Briggs & Stratton’s Prius ancestor

Everyone knows Briggs & Stratton lawn mowers, snow blowers and small utility engines. However, very few people are aware this major U.S. manufacturer once built a genuine hybrid car, long before consumers started buying them in large numbers.

About 15 years before Toyota unveiled its Prius prototype at the 1995 Frankfurt Auto Show, the Milwaukee-based mower manufacturer, Briggs & Stratton, presented this intriguing 6-wheeler with hybrid powertrain.
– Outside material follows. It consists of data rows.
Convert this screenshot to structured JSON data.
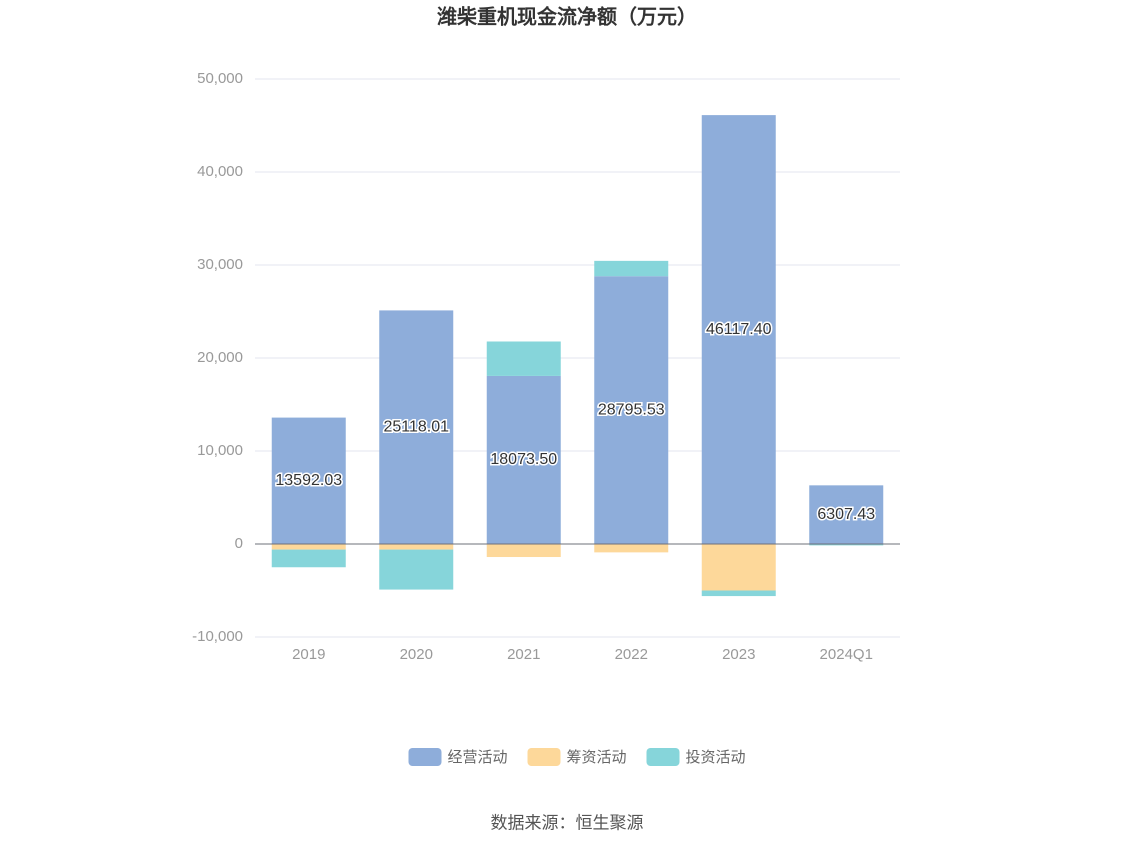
{
  "chart_data": {
    "type": "bar",
    "stacked": true,
    "title": "潍柴重机现金流净额（万元）",
    "source": "数据来源：恒生聚源",
    "categories": [
      "2019",
      "2020",
      "2021",
      "2022",
      "2023",
      "2024Q1"
    ],
    "series": [
      {
        "name": "经营活动",
        "color": "#8eadda",
        "values": [
          13592.03,
          25118.01,
          18073.5,
          28795.53,
          46117.4,
          6307.43
        ],
        "value_labels": [
          "13592.03",
          "25118.01",
          "18073.50",
          "28795.53",
          "46117.40",
          "6307.43"
        ]
      },
      {
        "name": "筹资活动",
        "color": "#fdd89a",
        "values": [
          -600,
          -600,
          -1400,
          -900,
          -5000,
          -50
        ]
      },
      {
        "name": "投资活动",
        "color": "#86d5da",
        "values": [
          -1900,
          -4300,
          3700,
          1650,
          -600,
          -100
        ]
      }
    ],
    "ylim": [
      -10000,
      50000
    ],
    "yticks": [
      {
        "value": -10000,
        "label": "-10,000"
      },
      0,
      {
        "value": 10000,
        "label": "10,000"
      },
      {
        "value": 20000,
        "label": "20,000"
      },
      {
        "value": 30000,
        "label": "30,000"
      },
      {
        "value": 40000,
        "label": "40,000"
      },
      {
        "value": 50000,
        "label": "50,000"
      }
    ],
    "grid": true,
    "legend": "bottom"
  }
}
Built on a chassis borrowed from a Montréal-made Marathon C-360 electric truck, its design was produced by Brook Stevens and his son Kip.

This hatchback coupe was powered by a 0.7 L B&S 42 two-cylinder motor, producing 18 hp, paired with a 6 kW (8 hp) Baldor electric motor powered by 12 lead-acid batteries totalling 454 kg— hence the necessity of having two axles at the rear to support such a mass.

Described as “practical and realistic” by the manufacturer, this prototype could travel in hybrid mode but also via electric propulsion over 50 to 100 km. The manufacturer gave it an average consumption close to 5.4 L/100 km, but its top speed was limited to less than 90 km/h. A project without a future, this unusual prototype was used above all to promote the B&S 42 engine, a novelty of the moment.